By: Juan Cole
An internal Baha’i household survey done in 1987 found that the divorce rate in the U.S. Baha’i community was higher than that in American society as a whole.  The report was never released to the public.
My own suspicion is that the high divorce rate has several causes. First of all, Baha’is are encouraged to utopian ways of thinking.  Two young people with little in common save that they are recent converts to the faith will be encouraged to marry. I have seen this sort of thing over and over again with my own eyes.  This utopianism is widespread in the faith and is the same reason for which so many other Baha’i enterprises end up doing damage to people.  That both are “Baha’is†is not a basis for a marriage.  One may be a liberal and the other a fundamentalist; current norms against such labeling make it difficult for people to identify one another on that basis, but you’d better believe the difference would show up in a marriage!

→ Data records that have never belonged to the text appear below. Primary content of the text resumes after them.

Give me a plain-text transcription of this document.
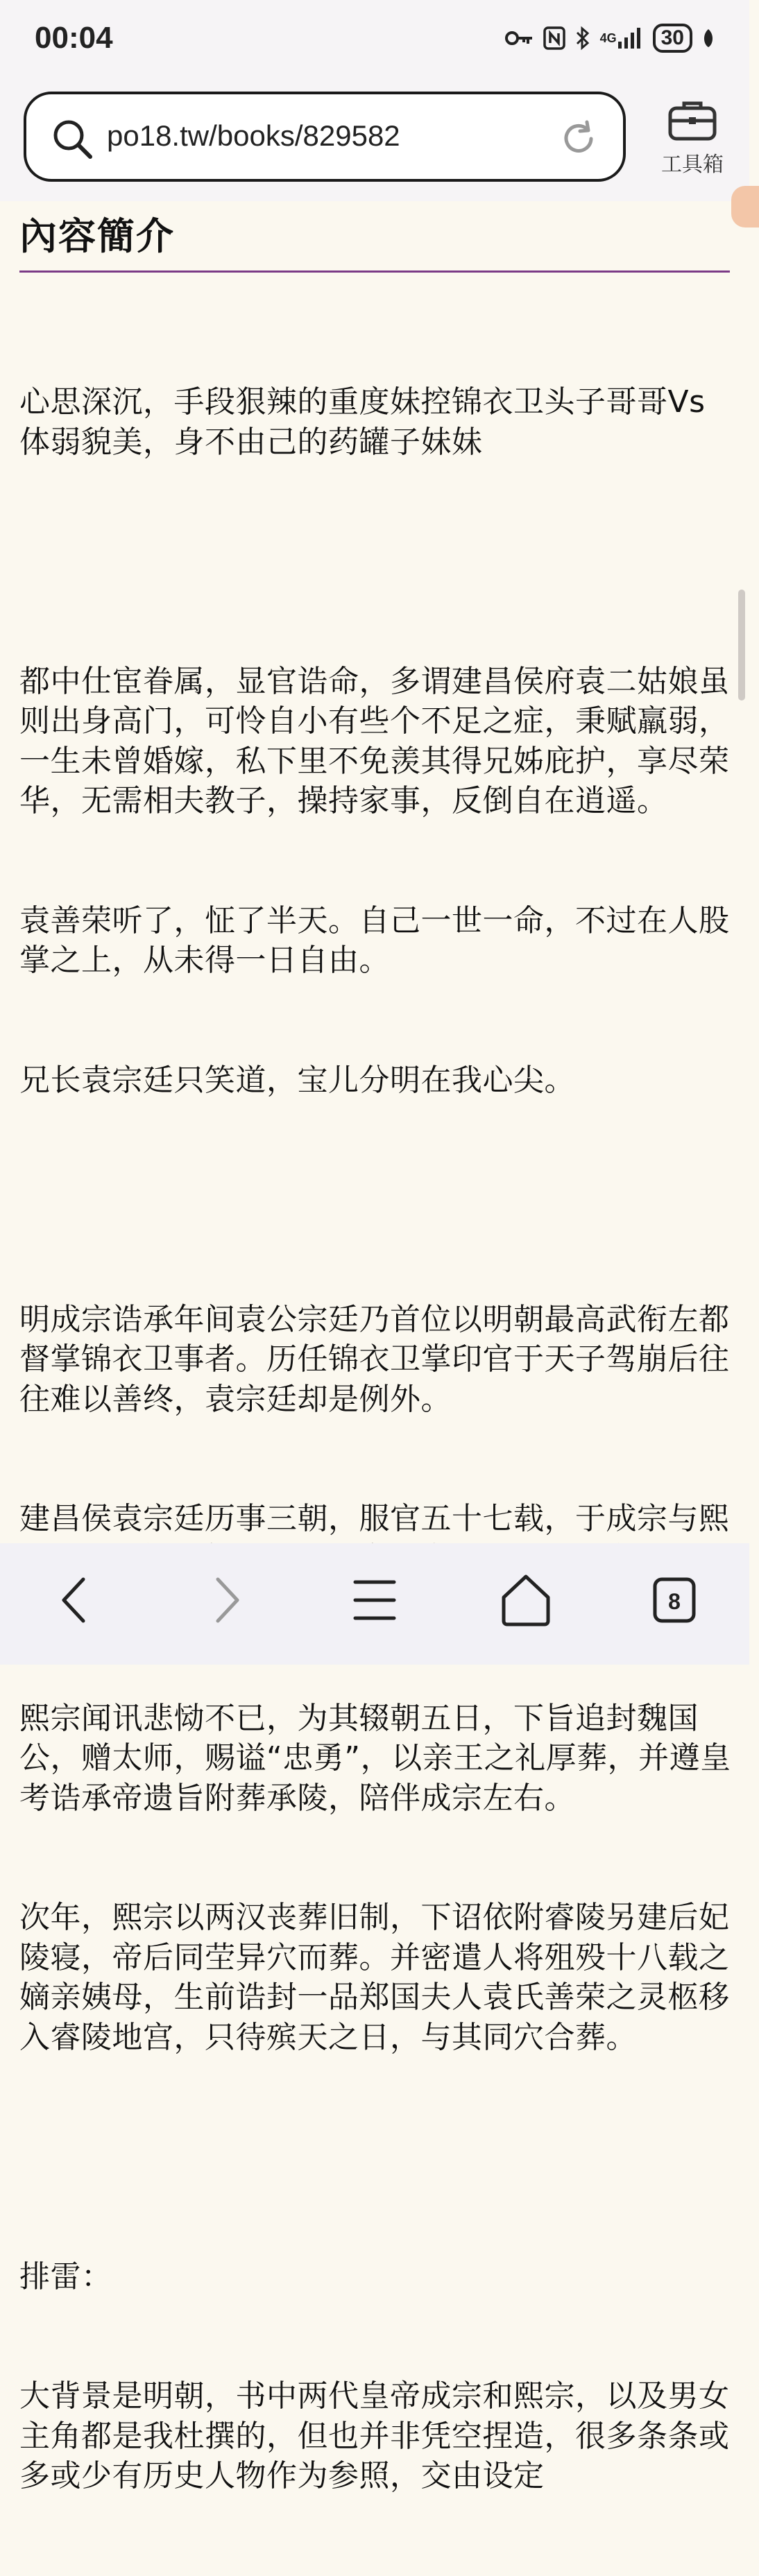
00:04	4G	30
po18.tw/books/829582
工具箱
內容簡介

心思深沉，手段狠辣的重度妹控锦衣卫头子哥哥Vs 体弱貌美，身不由己的药罐子妹妹

都中仕宦眷属，显官诰命，多谓建昌侯府袁二姑娘虽则出身高门，可怜自小有些个不足之症，秉赋羸弱，一生未曾婚嫁，私下里不免羡其得兄姊庇护，享尽荣华，无需相夫教子，操持家事，反倒自在逍遥。

袁善荣听了，怔了半天。自己一世一命，不过在人股掌之上，从未得一日自由。

兄长袁宗廷只笑道，宝儿分明在我心尖。

明成宗诰承年间袁公宗廷乃首位以明朝最高武衔左都督掌锦衣卫事者。历任锦衣卫掌印官于天子驾崩后往往难以善终，袁宗廷却是例外。

建昌侯袁宗廷历事三朝，服官五十七载，于成宗与熙

熙宗闻讯悲恸不已，为其辍朝五日，下旨追封魏国公，赠太师，赐谥“忠勇”，以亲王之礼厚葬，并遵皇考诰承帝遗旨附葬承陵，陪伴成宗左右。

次年，熙宗以两汉丧葬旧制，下诏依附睿陵另建后妃陵寝，帝后同茔异穴而葬。并密遣人将殂殁十八载之嫡亲姨母，生前诰封一品郑国夫人袁氏善荣之灵柩移入睿陵地宫，只待殡天之日，与其同穴合葬。

排雷：

大背景是明朝，书中两代皇帝成宗和熙宗，以及男女主角都是我杜撰的，但也并非凭空捏造，很多条条或多或少有历史人物作为参照，交由设定

8
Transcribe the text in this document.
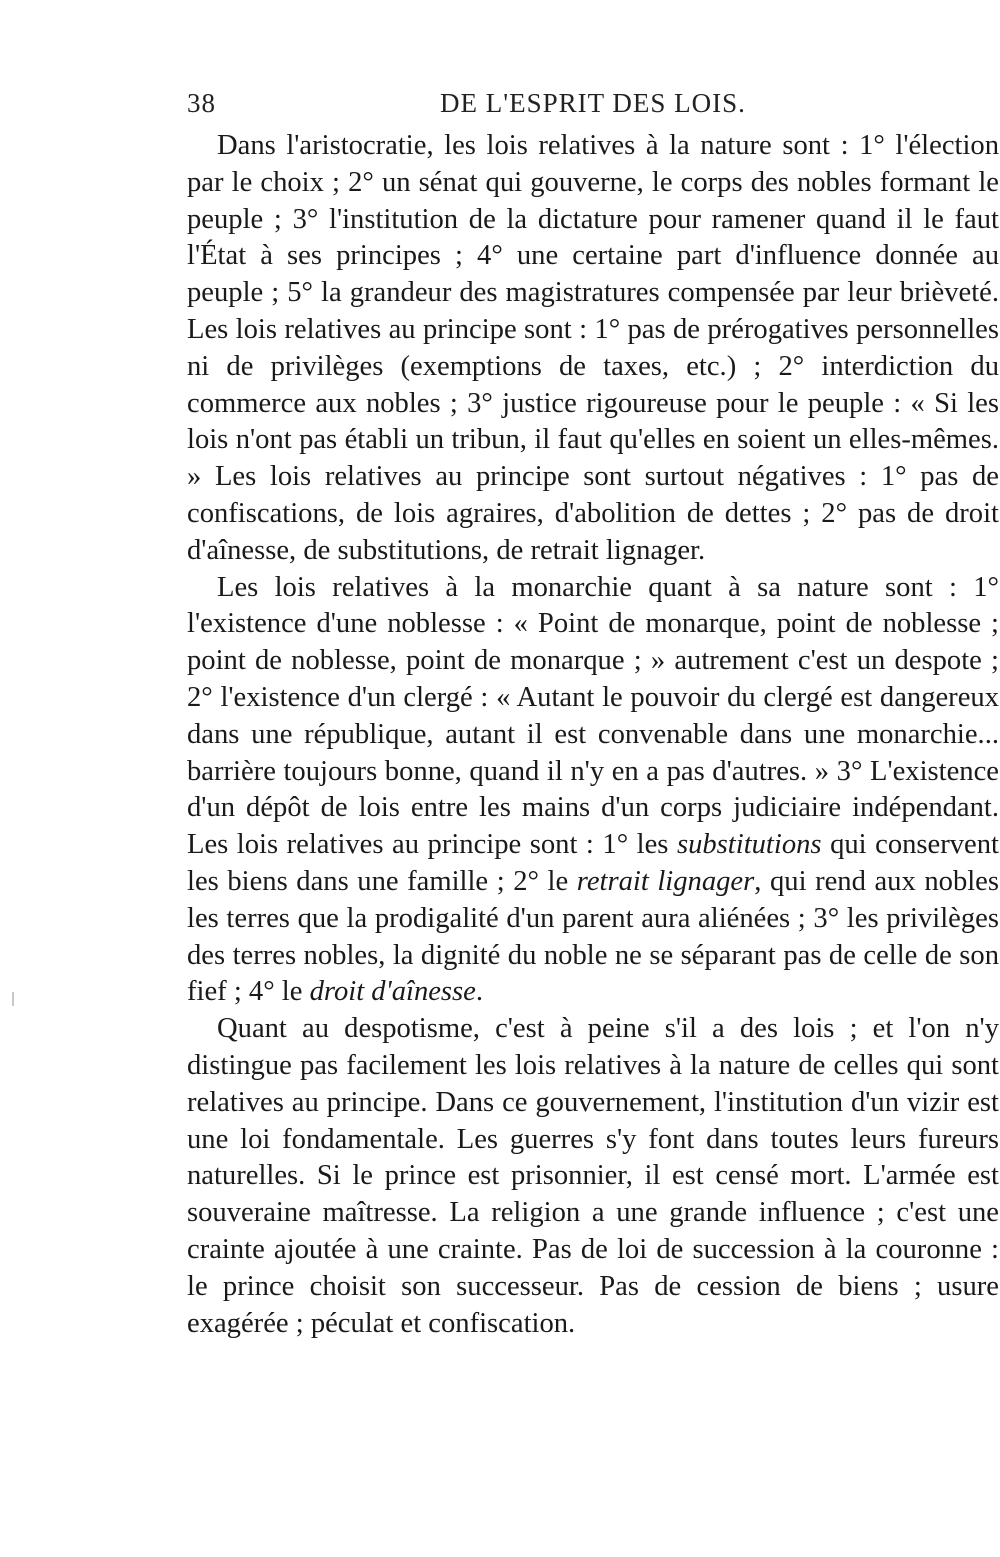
38	DE L'ESPRIT DES LOIS.

Dans l'aristocratie, les lois relatives à la nature sont : 1° l'élection par le choix ; 2° un sénat qui gouverne, le corps des nobles formant le peuple ; 3° l'institution de la dictature pour ramener quand il le faut l'État à ses principes ; 4° une certaine part d'influence donnée au peuple ; 5° la grandeur des magistratures compensée par leur brièveté. Les lois relatives au principe sont : 1° pas de prérogatives personnelles ni de privilèges (exemptions de taxes, etc.) ; 2° interdiction du commerce aux nobles ; 3° justice rigoureuse pour le peuple : « Si les lois n'ont pas établi un tribun, il faut qu'elles en soient un elles-mêmes. » Les lois relatives au principe sont surtout négatives : 1° pas de confiscations, de lois agraires, d'abolition de dettes ; 2° pas de droit d'aînesse, de substitutions, de retrait lignager.

Les lois relatives à la monarchie quant à sa nature sont : 1° l'existence d'une noblesse : « Point de monarque, point de noblesse ; point de noblesse, point de monarque ; » autrement c'est un despote ; 2° l'existence d'un clergé : « Autant le pouvoir du clergé est dangereux dans une république, autant il est convenable dans une monarchie... barrière toujours bonne, quand il n'y en a pas d'autres. » 3° L'existence d'un dépôt de lois entre les mains d'un corps judiciaire indépendant. Les lois relatives au principe sont : 1° les substitutions qui conservent les biens dans une famille ; 2° le retrait lignager, qui rend aux nobles les terres que la prodigalité d'un parent aura aliénées ; 3° les privilèges des terres nobles, la dignité du noble ne se séparant pas de celle de son fief ; 4° le droit d'aînesse.

Quant au despotisme, c'est à peine s'il a des lois ; et l'on n'y distingue pas facilement les lois relatives à la nature de celles qui sont relatives au principe. Dans ce gouvernement, l'institution d'un vizir est une loi fondamentale. Les guerres s'y font dans toutes leurs fureurs naturelles. Si le prince est prisonnier, il est censé mort. L'armée est souveraine maîtresse. La religion a une grande influence ; c'est une crainte ajoutée à une crainte. Pas de loi de succession à la couronne : le prince choisit son successeur. Pas de cession de biens ; usure exagérée ; péculat et confiscation.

Young married Baha’is are also encouraged to pioneer, whether abroad to places like Haiti and Nicaragua, or homefront.  Being uprooted from their social networks and families and isolated in a strange environment is not good for them as young marrieds.
In smaller communities the Baha’i committee work is a killer, and may isolate the two spouses, who spend less time together just coccooning and watching TV.
And it is my estimate that from a third to a half of U.S. Baha’is are what the sociologists would call marginal people–persons with poor social skills who are emotionally needy and who join the faith because they are love-bombed and find a high proportion of other marginal in it.  A high rate of marginality is fostered by the cultists who have infiltrated the administration, since only such individuals would put up with being ordered around summarily or would eat up conspiracy theories about bands of dissidents seeking to undermine the administration.  Marginal would have higher than normal divorce rates, obviously.
Finally, the Baha’i faith encourages a great deal of ego inflation in the individual.  Each Baha’i thinks he or she is saving the world and is a linchpin in the plan of God.  This inspires in them great (and often quite misplaced) confidence in their own judgment--I’ve seen them pronounce authoritatively on astronomy, biology, Qajar history, and many other subjects on which they are woefully ignorant.  Such ego inflation and over-confidence in personal judgment would not be good for a marriage.